Daniel Koretz teaches educational measurement at Harvard University's Graduate School of Education which means he knows a thing or two about standardized tests. He was also a member of a technical committee that led New York State to decide its old exams were too easy, and that the state needed to raise its standards. In an interview, excerpted here, he offered suggestions for how to interpret the results.
Education historian Diane Ravitch wrote a column in which she said it wasn't fair to make these new exams similar to the national tests (National Assessment of Educational Progress), because if you are proficient on NAEP, that's really like getting an A. Their proficiency standard is so high. Do you needed to get the equivalent of an A to be proficient on this test instead of a B or C?
That brings up the first thing that I think is confused in some of the press, and this is something I actually specifically alerted [State Education Commissioner] John King to be worried about - which is that the performance levels we see now are different than in the past for two entirely different reasons.
One is that the test is different. Kids are asked to do things they were not asked to do before. And it's quite common when a test is changed, when a testing program is changed, the performance is low the first year or two.
The second is completely different, which is that the standards have been set again. And one of these things, this is not a New York problem this is a national problem, is everybody now reports performance in terms of what we technically call percent above cut. The proportion proficient, percent proficient or above. It is, in my opinion, an absolutely dreadful way to report performance. For a lot of reasons. One is that it confounds actual changes in performance with how a group of judges sitting in a room sets standards. So the standards were set from scratch this time. And the definitions of performance that the judges were given were necessarily different from what they were in the past because they're supposed to be thinking about college and career readiness - a different definition of proficiency.
So even if the tests were identical, the percent proficient could be quite different. And we don't have enough data to separate the impact of the change in standard-setting from the change in the test itself.
You are distinguishing two different things: it's not that the tests were that much harder, it's that they were much harder to pass by what students need to be proficient?
It's even more complicated than that. Because let's say you had two versions of this new test. One written by company A and one written by company B, and they differed only in that the mix of item difficulties was different. The items, if you looked at them, looked like the same content but my test happened to be easier than your test.
If the standard-setting method which was used in New York - which is the most commonly used (nationally) - works properly, and you and I are both marginally proficient kids, we should both be selected as marginally proficient regardless of which test, which of those two tests, were given.

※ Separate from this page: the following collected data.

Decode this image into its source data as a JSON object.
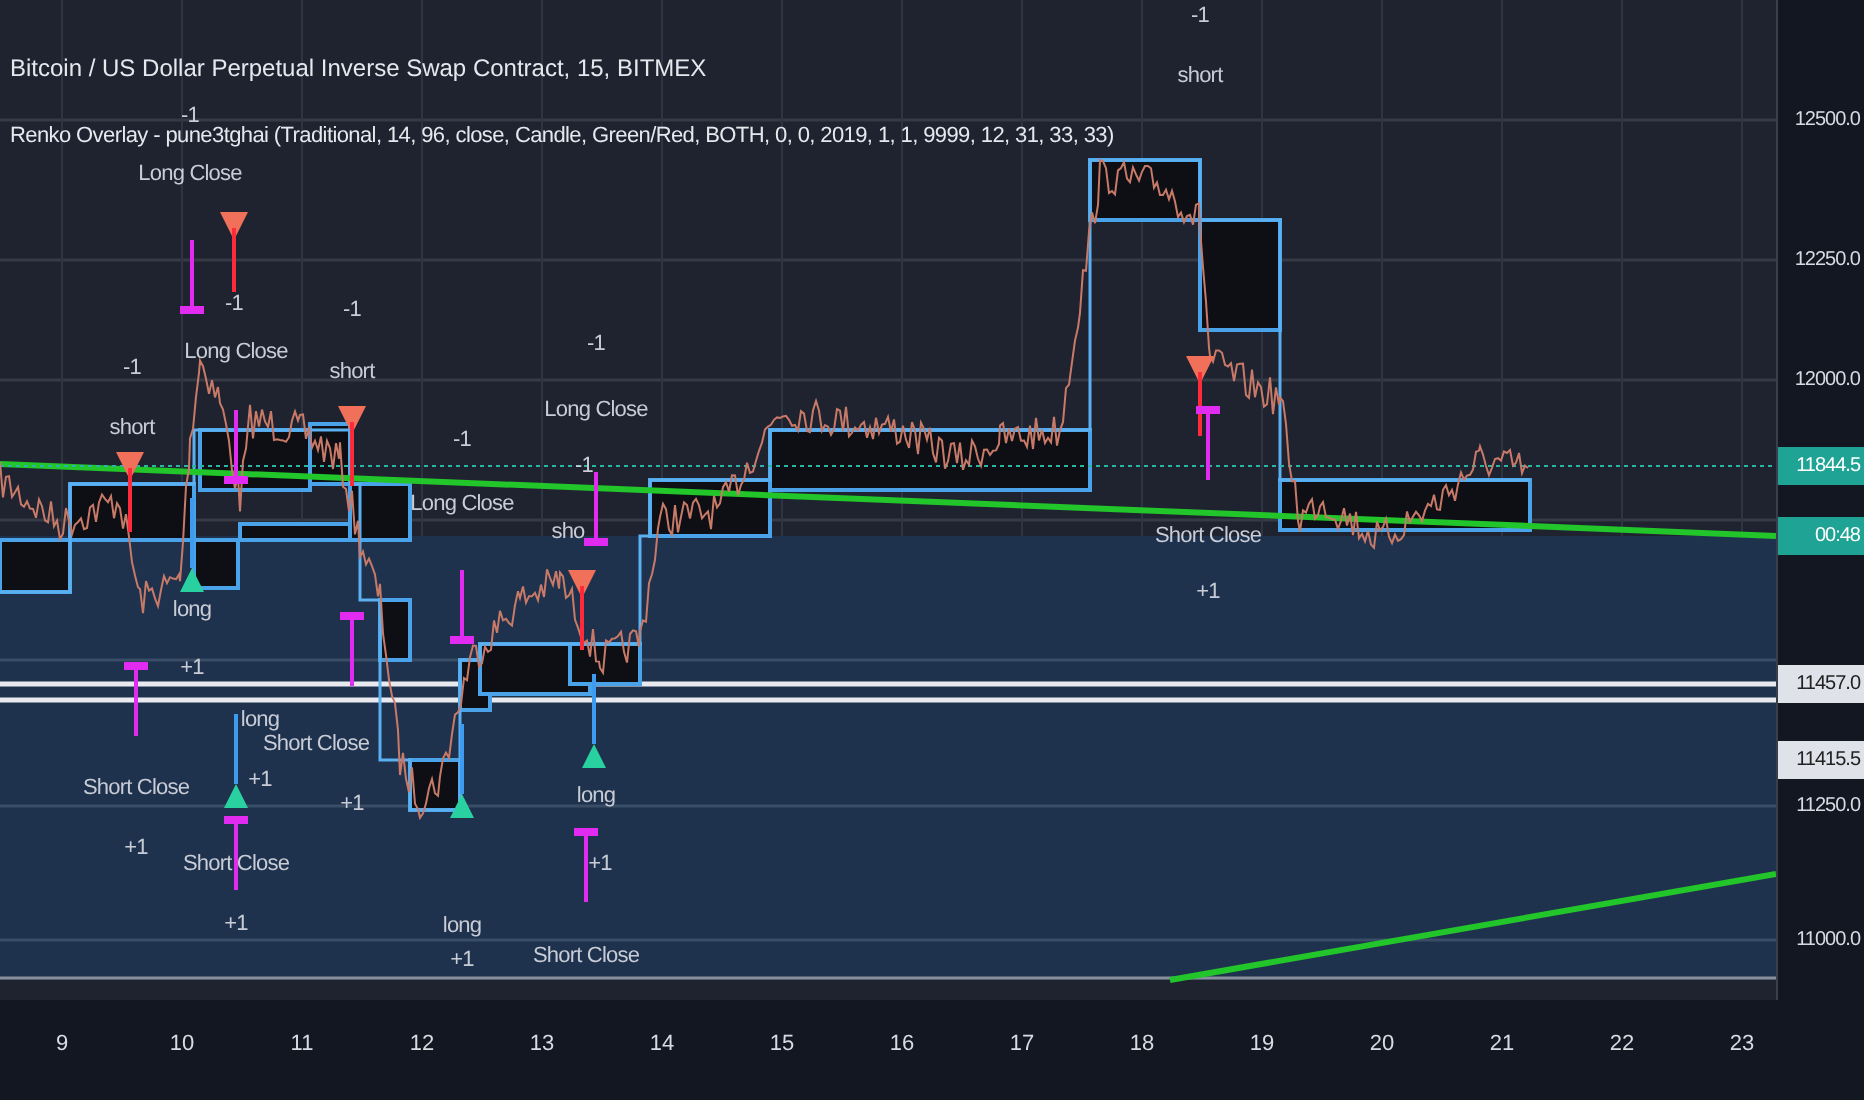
{
  "chart": {
    "title": "Bitcoin / US Dollar Perpetual Inverse Swap Contract, 15, BITMEX",
    "indicator": "Renko Overlay - pune3tghai (Traditional, 14, 96, close, Candle, Green/Red, BOTH, 0, 0, 2019, 1, 1, 9999, 12, 31, 33, 33)",
    "signal_labels": [
      {
        "text": "-1"
      },
      {
        "text": "Long Close"
      },
      {
        "text": "-1"
      },
      {
        "text": "Long Close"
      },
      {
        "text": "-1"
      },
      {
        "text": "short"
      },
      {
        "text": "-1"
      },
      {
        "text": "short"
      },
      {
        "text": "-1"
      },
      {
        "text": "Long Close"
      },
      {
        "text": "-1"
      },
      {
        "text": "Long Close"
      },
      {
        "text": "-1"
      },
      {
        "text": "sho"
      },
      {
        "text": "long"
      },
      {
        "text": "+1"
      },
      {
        "text": "long"
      },
      {
        "text": "+1"
      },
      {
        "text": "Short Close"
      },
      {
        "text": "+1"
      },
      {
        "text": "Short Close"
      },
      {
        "text": "+1"
      },
      {
        "text": "Short Close"
      },
      {
        "text": "+1"
      },
      {
        "text": "long"
      },
      {
        "text": "+1"
      },
      {
        "text": "long"
      },
      {
        "text": "+1"
      },
      {
        "text": "Short Close"
      },
      {
        "text": "-1"
      },
      {
        "text": "short"
      },
      {
        "text": "Short Close"
      },
      {
        "text": "+1"
      }
    ],
    "price_axis": {
      "ticks": [
        "12500.0",
        "12250.0",
        "12000.0",
        "11250.0",
        "11000.0"
      ],
      "badges": [
        {
          "label": "11844.5",
          "kind": "last_price"
        },
        {
          "label": "00:48",
          "kind": "countdown"
        },
        {
          "label": "11457.0",
          "kind": "level"
        },
        {
          "label": "11415.5",
          "kind": "level"
        }
      ]
    },
    "time_axis": {
      "ticks": [
        "9",
        "10",
        "11",
        "12",
        "13",
        "14",
        "15",
        "16",
        "17",
        "18",
        "19",
        "20",
        "21",
        "22",
        "23"
      ]
    }
  }
}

The critical point is the difficulty of the test. If you mean by that what proportion of kids get items right (which is how most people think of difficulty) it doesn't tell you where the standards are going to be set. The same kid should be identified as proficient regardless of the mix of item difficulties. This is really hard for people who are not technically immersed in the stuff to understand. But the bottom line is that when I say the tests may have been harder, I don't mean the typical item was answered correctly by fewer people. I mean more of the content was novel for kids.
There are three different things going into the performance level of kids. This is a nightmare for laypeople who are trying to make sense of the change and it's not New York problem, it's the way it happens everywhere. It's exactly what happened in Kentucky for example.
So back to Diane Ravitch's point, was this comparable to saying that in order to be proficient you needed to get an A instead of the B or a C?
What's an A?
What do we really mean by college and career readiness? Is the level of preparation and mathematics that will allow someone to take a job in a high-tech machining plant in Saratoga Springs at all similar to the math a kid needs to be able to apply to MIT for RPI? That's a discussion that I would like to see more of, or one of them.
I think there's a real argument about which skills are important for college and career readiness and there's also a question of keeping kids' options open. So you may say, this kid is going to go to a job in such and such a field, he doesn't need the following mathematics, but do you want that door closed when he's in grade 8? Or do you want to keep the door open? So New York is like every other state in the country, it is in a sense stuck with a phrase [college and career readiness] that has very ambiguous meaning.
So how do you think we should interpret these results, when we see only 31 percent of students in New York State were proficient in math and English Language Arts, and even fewer in New York City?
What I suggest is as we get more results, more than percent proficient, as we begin to learn more about how kids did on specific content in the test, and how different kinds of kids did on specific content, then I think people ought to start debating that, and what we want our kids to do and what does this suggest about what we need to change? Because some of the changes in the Common Core are clearly for the better. Some of the changes that New York wants to make are clearly for the better. So to the extent that the changes are for the better, what do we need to make sure the level of performance is higher in the future than it is now? What do we need to change about teaching and other aspects of the educational system?
You're saying we still have a big debate ahead of us. So I'm wondering was it too soon for New York and Kentucky to have the state exams? Are we still in the process of the conversation that needs to be settled a little bit more before we start testing our kids on this?
Well, researchers always ask for more time!
If you go back even more than half a century, in the measurement literature you find people bemoaning the fact that we always really are stuck with assessing curriculum that people devise. And we rarely have the ability or leisure to track kids for 10 or 15 years and see what they're actually doing with stuff later on. So I think, in general, I think the push is in the right direction. Further details I think we should have more debate about, mostly at the high school level.